The statement specifies whether prospective or retrospective implementation is required for accounting changes and error corrections. When an accounting principle change or error correction is warranted, restatement of prior period financial statements is required. For changes to or within the financial reporting entity, the beginning balance of the current period must be adjusted. Changes in accounting estimates are required to be reported prospectively, whereby the change is recognized only in the current period. Applications of new accounting pronouncements, unless specifically stated in the pronouncement, are required to be reported prospectively as an accounting change. Adjustments and restatements to beginning net position, fund balance, or net position, must be displayed in aggregate by reporting unit in the financial statements. Disclosure in the notes to the financial statements is required for changes and error corrections to emphasize the nature of the change. In addition, a reconciliation is required to be presented in tabular format by reporting unit to reconcile between previously reported and restated or adjusted beginning balances.
Required supplementary information (RSI), including the management’s discussion and analysis, and supplementary information (SI) should be restated or adjusted in the same manner as the basic financial statements for any reporting periods presented in the basic financial statements. Further, RSI and SI should be restated for error corrections, where practicable, for periods earlier than those included in the basic financial statements. RSI and SI should not be restated or adjusted for changes in accounting principles or changes to or within the financial reporting entity for prior periods earlier than those presented in the basic financial statements.
The GASB has encouraged early adoption, with the statement being effective for fiscal years beginning after June 15, 2023.

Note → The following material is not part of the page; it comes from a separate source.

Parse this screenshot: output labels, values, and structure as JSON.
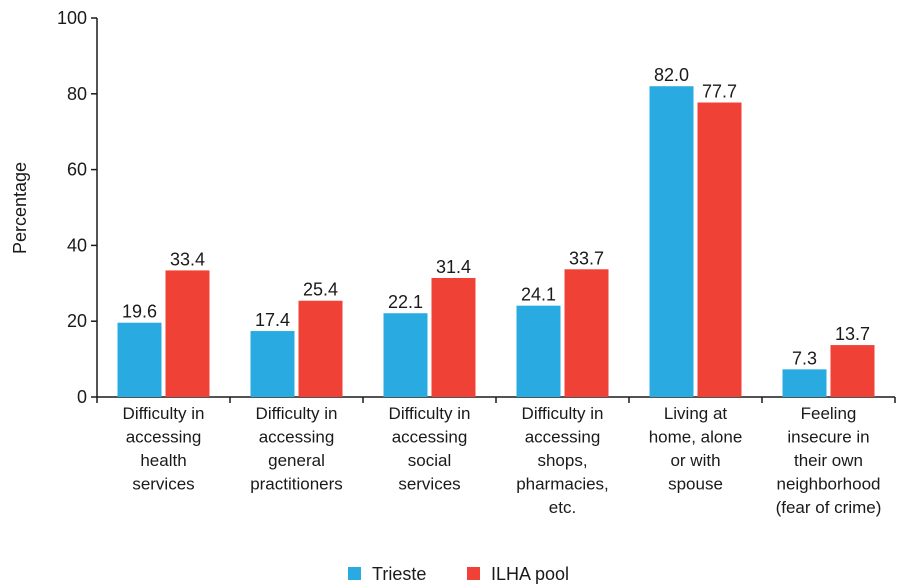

GASB Statement No. 101, Compensated Absences
The GASB has issued Statement No. 101, Compensated Absences to better inform financial statement users regarding the recognition and measurement of compensated absences.
This statement applies to recognition of the following types of compensated absences:
- Leave that has not been used
- Leave that has been used but not yet paid in cash or settled through noncash means
Recognition of a liability should occur for leave that has not been used if all of the following are met:
- The leave is attributable to services already rendered by an employee.

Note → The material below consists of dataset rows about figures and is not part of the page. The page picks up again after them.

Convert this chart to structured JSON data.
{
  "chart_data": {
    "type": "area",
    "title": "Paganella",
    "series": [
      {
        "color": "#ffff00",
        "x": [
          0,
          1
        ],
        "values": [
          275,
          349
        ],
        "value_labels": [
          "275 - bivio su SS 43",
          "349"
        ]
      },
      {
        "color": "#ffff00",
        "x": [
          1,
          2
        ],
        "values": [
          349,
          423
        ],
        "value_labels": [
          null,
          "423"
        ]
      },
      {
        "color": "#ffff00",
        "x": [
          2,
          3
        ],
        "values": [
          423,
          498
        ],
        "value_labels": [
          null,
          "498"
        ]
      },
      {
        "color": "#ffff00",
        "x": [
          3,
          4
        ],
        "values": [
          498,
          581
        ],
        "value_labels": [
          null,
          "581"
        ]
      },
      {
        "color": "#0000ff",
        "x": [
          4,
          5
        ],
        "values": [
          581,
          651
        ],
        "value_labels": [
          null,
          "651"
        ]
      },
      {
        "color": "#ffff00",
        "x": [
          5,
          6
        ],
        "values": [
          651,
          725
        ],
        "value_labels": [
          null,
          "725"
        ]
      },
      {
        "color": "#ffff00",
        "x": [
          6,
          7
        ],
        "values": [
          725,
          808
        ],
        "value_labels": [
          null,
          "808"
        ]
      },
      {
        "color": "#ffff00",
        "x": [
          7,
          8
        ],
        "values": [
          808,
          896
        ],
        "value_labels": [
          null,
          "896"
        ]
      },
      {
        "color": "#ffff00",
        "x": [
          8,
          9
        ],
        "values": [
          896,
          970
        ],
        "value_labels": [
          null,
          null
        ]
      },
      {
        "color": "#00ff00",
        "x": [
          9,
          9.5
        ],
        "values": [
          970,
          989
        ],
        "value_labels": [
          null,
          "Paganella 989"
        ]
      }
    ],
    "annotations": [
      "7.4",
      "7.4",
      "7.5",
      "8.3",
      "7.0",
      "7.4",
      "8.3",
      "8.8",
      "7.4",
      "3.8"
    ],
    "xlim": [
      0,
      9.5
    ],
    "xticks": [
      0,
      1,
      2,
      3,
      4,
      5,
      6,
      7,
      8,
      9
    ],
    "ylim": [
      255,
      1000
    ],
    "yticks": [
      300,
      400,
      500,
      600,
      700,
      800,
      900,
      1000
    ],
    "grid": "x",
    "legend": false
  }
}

- The leave accumulates and is carried forward over multiple reporting periods whereby it may be used, paid or settled.
- The leave is more likely than not to be used for time off or otherwise paid in cash or settled through noncash means.1
For specific types of compensated absences such as parental leave, military leave, and jury duty leave, recognition of a liability need not be recorded until the leave occurs.

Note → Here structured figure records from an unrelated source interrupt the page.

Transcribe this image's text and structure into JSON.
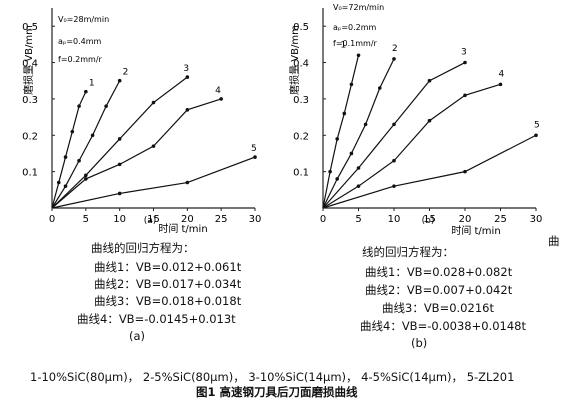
{
  "chart_data": [
    {
      "type": "line",
      "sublabel": "(a)",
      "params": [
        "V₀=28m/min",
        "aₚ=0.4mm",
        "f=0.2mm/r"
      ],
      "ylabel": "磨损量 VB/mm",
      "xlabel": "时间 t/min",
      "xticks": [
        "0",
        "5",
        "10",
        "15",
        "20",
        "25",
        "30"
      ],
      "yticks": [
        "0.1",
        "0.2",
        "0.3",
        "0.4",
        "0.5"
      ],
      "xlim": [
        0,
        30
      ],
      "ylim": [
        0,
        0.55
      ],
      "series": [
        {
          "name": "1",
          "x": [
            0,
            1,
            2,
            3,
            4,
            5
          ],
          "y": [
            0,
            0.07,
            0.14,
            0.21,
            0.28,
            0.32
          ]
        },
        {
          "name": "2",
          "x": [
            0,
            2,
            4,
            6,
            8,
            10
          ],
          "y": [
            0,
            0.06,
            0.13,
            0.2,
            0.28,
            0.35
          ]
        },
        {
          "name": "3",
          "x": [
            0,
            5,
            10,
            15,
            20
          ],
          "y": [
            0,
            0.09,
            0.19,
            0.29,
            0.36
          ]
        },
        {
          "name": "4",
          "x": [
            0,
            5,
            10,
            15,
            20,
            25
          ],
          "y": [
            0,
            0.08,
            0.12,
            0.17,
            0.27,
            0.3
          ]
        },
        {
          "name": "5",
          "x": [
            0,
            10,
            20,
            30
          ],
          "y": [
            0,
            0.04,
            0.07,
            0.14
          ]
        }
      ]
    },
    {
      "type": "line",
      "sublabel": "(b)",
      "params": [
        "V₀=72m/min",
        "aₚ=0.2mm",
        "f=0.1mm/r"
      ],
      "ylabel": "磨损量 VB/mm",
      "xlabel": "时间 t/min",
      "xticks": [
        "0",
        "5",
        "10",
        "15",
        "20",
        "25",
        "30"
      ],
      "yticks": [
        "0.1",
        "0.2",
        "0.3",
        "0.4",
        "0.5"
      ],
      "xlim": [
        0,
        30
      ],
      "ylim": [
        0,
        0.55
      ],
      "series": [
        {
          "name": "1",
          "x": [
            0,
            1,
            2,
            3,
            4,
            5
          ],
          "y": [
            0,
            0.1,
            0.19,
            0.26,
            0.34,
            0.42
          ]
        },
        {
          "name": "2",
          "x": [
            0,
            2,
            4,
            6,
            8,
            10
          ],
          "y": [
            0,
            0.08,
            0.15,
            0.23,
            0.33,
            0.41
          ]
        },
        {
          "name": "3",
          "x": [
            0,
            5,
            10,
            15,
            20
          ],
          "y": [
            0,
            0.11,
            0.23,
            0.35,
            0.4
          ]
        },
        {
          "name": "4",
          "x": [
            0,
            5,
            10,
            15,
            20,
            25
          ],
          "y": [
            0,
            0.06,
            0.13,
            0.24,
            0.31,
            0.34
          ]
        },
        {
          "name": "5",
          "x": [
            0,
            10,
            20,
            30
          ],
          "y": [
            0,
            0.06,
            0.1,
            0.2
          ]
        }
      ]
    }
  ],
  "equations": {
    "a": {
      "title": "曲线的回归方程为：",
      "lines": [
        "曲线1：VB=0.012+0.061t",
        "曲线2：VB=0.017+0.034t",
        "曲线3：VB=0.018+0.018t",
        "曲线4：VB=-0.0145+0.013t"
      ],
      "label": "(a)"
    },
    "b": {
      "title": "线的回归方程为：",
      "lines": [
        "曲线1：VB=0.028+0.082t",
        "曲线2：VB=0.007+0.042t",
        "曲线3：VB=0.0216t",
        "曲线4：VB=-0.0038+0.0148t"
      ],
      "label": "(b)",
      "stray": "曲"
    }
  },
  "legend_line": "1-10%SiC(80μm)，   2-5%SiC(80μm)，   3-10%SiC(14μm)，   4-5%SiC(14μm)，   5-ZL201",
  "caption": "图1 高速钢刀具后刀面磨损曲线"
}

Measurement of compensated absences that have not been used must be calculated by using the employee’s rate of pay as of the date of the financial statements, based on the cash or noncash payment anticipated to be made. Any salary-related payments that have any implications on the total payment should be considered in the liability measurement. When utilizing the current financial resource measurement focus for financial statement preparation, expenditures must be recognized for the amount that normally would be liquidated.
The disclosure requirements for compensated absences have been amended to require only the net change in the liability for compensated absences be disclosed rather than the gross increases and decreases as previously required. In addition, disclosure of which governmental funds have been used to liquidate the liability for compensated absences is no longer required.
The GASB has encouraged early adoption, with the statement being effective for fiscal years beginning after Dec. 15, 2023.
1In determining whether the leave is more likely than not to be used, paid, or settled, the government should reference policies in place regarding payment of compensated absences and historical data. A liability need not be recorded if the compensated absence is to be settled through conversion to defined benefit postemployment benefits.